Google wies die Kritik zurück. Für Street View seien in Deutschland bereits seit mehr als einem Jahr im Einklang mit den Datenschutzbehörden Fotos aufgenommen worden. Lena Wagner, Deutschland-Sprecherin von Google, erklärt: "Die Datenschützer haben uns gewisse Dinge mit auf den Weg gegeben." Gesichter und Kennzeichen würden unkenntlich gemacht. Zudem habe jeder Nutzer die Möglichkeit, Widerspruch gegen Abbildungen seines Hauses einzulegen. Die Bilder würden dann vor der Einführung des Dienstes in Deutschland entfernt. Davon hätten bislang einige hundert Personen Gebrauch gemacht. Bereits im Juni 2009 hatte Hamburgs Datenschützer Johannes Caspar Google die Spielregeln für Street View definiert. Caspar ist bundesweit für die Bewertung der Google-Dienste zuständig.

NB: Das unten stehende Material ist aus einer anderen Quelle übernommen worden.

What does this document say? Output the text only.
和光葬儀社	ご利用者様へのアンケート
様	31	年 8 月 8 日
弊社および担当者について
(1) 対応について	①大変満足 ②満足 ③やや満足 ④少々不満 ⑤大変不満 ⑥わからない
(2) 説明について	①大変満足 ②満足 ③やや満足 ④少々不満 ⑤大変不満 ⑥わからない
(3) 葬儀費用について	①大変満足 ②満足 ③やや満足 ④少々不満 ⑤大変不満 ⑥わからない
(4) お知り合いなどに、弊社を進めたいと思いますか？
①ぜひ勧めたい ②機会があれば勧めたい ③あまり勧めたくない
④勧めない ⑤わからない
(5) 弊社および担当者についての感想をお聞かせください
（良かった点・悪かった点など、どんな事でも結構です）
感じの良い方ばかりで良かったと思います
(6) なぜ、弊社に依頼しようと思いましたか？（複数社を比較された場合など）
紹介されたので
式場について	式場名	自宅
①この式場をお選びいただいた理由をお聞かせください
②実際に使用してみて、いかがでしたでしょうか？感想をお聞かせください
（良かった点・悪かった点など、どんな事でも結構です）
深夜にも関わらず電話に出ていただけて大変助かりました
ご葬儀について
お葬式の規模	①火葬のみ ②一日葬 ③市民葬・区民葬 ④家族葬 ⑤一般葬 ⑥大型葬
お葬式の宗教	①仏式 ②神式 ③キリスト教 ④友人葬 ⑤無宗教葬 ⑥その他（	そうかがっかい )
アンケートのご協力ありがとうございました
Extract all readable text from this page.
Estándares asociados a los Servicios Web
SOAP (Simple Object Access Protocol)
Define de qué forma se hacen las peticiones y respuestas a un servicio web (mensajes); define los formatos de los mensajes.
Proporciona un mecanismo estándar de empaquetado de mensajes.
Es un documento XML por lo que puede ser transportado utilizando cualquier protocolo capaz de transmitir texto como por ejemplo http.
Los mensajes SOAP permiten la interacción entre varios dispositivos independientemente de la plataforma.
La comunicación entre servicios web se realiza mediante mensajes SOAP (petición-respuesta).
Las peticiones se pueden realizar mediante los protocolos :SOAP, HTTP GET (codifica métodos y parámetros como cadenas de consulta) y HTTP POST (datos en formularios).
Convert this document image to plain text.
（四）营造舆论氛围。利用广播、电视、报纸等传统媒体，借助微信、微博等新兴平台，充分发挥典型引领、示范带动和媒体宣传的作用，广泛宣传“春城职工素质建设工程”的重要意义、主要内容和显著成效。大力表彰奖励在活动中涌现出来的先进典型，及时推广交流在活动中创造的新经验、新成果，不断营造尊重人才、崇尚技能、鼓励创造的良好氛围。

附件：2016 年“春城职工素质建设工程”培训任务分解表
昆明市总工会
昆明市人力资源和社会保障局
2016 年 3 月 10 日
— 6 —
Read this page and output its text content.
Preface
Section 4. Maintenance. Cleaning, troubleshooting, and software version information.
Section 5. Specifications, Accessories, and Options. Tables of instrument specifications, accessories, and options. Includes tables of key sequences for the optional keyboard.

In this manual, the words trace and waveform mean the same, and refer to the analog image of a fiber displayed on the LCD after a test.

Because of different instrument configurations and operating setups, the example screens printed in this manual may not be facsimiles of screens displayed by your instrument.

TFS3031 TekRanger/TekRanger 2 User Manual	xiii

Google Street View Deutschland startet noch dieses Jahr

Die Bilder deutscher Städte und Gemeinden sollen noch dieses Jahr zum ersten Mal in Google Maps und Google Earth über Google Street View zur Verfügung stehen. "Nur kleinere Regionen sind noch nicht erfasst", sagte Wagner. Diese Aufnahmen sollen bei guter Wetterlage ab März starten. Möglich ist allerdings, dass finanzielle Forderungen von Städten und Gemeinden sowieso das potenzielle Google-Gesetz, bei dem sich der Internetriese erst die Erlaubnis der Grundstückeigentümer einholen muss, den Start von Google Street View verzögern.